E logo em seguida perguntam onde colocam tal coisa.

Ele se sente uma barata tonta, andando por todos os lados do apartamento. Já percorreu cada centímetro dos noventa metros quadrados que agora lhe pertence -e tudo que sente é aquela excitação misturada com alegria e ansiedade e felicidade. Ainda é difícil processar que está organizando o apartamento onde irá morar com sua namorada. Depois de tantos tantos anos de namoro, finalmente vão morar juntos. E não foi nada fácil. Evoluíram de “casal contente no comecinho do namoro que se vê só aos fins de semana” para “casal maduro com problemas sérios e quase términos” até, finalmente, chegarem em “casal saudável que conversa e resolve tudo”. E, depois do quarto ano de namoro, quando chegaram naquele momento da vida em que renda e emprego estão mais estáveis e os estudos se encerraram, fazia sentido para eles morarem juntos. Nenhum dos dois tinha condições financeiras de bancar um lugar, nessa cidade tão cara, sozinho. E queriam, mais do que tudo, estar junto. O tempo todo. Acordar juntos. Sair para trabalhar juntos.

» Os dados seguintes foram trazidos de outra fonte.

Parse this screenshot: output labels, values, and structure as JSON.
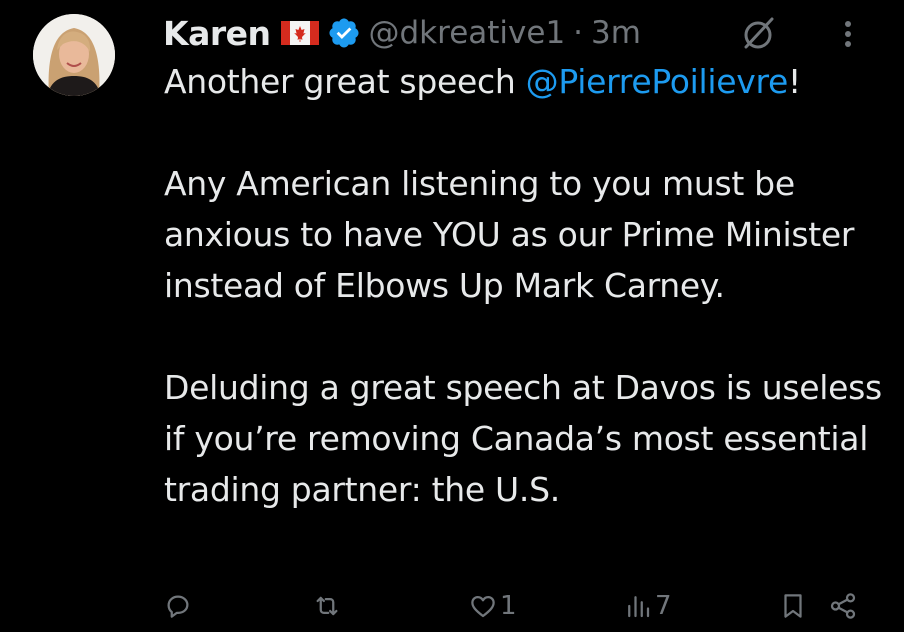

Ter um longo e cansativo dia de trabalho para depois voltar para casa, voltar um para o outro, para conversar deitados no sofá, ouvindo música, assistindo tv, um cozinhando enquanto o outro prepara a mesa, jantar com um vinho tinto barato qualquer, transar devagar e depois dormir abraçados para mais um dia. Sonhos cotidianos assim eles cultivaram, durante um bom tempo. Enquanto passeavam pelas avenidas e bairros, a pé ou dentro do uber, não conseguiam deixar de olhar para os prédios enormes e acesos e dizer “já pensou se a gente morasse aqui?” e “cê moraria aí?” ou “putz, morar aqui deve ser top hein”. Por longuíssimos anos eles cultivaram esse grande sonho embrulhado em cotidianos devaneios. E era sempre ele quem dizia coisas como “relaxa, bebê, vai dar certo, a gente tá fazendo tudo certinho. Uma hora vai acontecer.” Agora, parado no meio do apartamento sendo montado, com seus poucos moveis recém chegados dividindo espaço com os moveis dela que chegaram ontem, ele olha em volta e caminha por todo o apartamento para checar tudo mas também para se certificar de que: aconteceu. Eles finalmente têm um apartamento.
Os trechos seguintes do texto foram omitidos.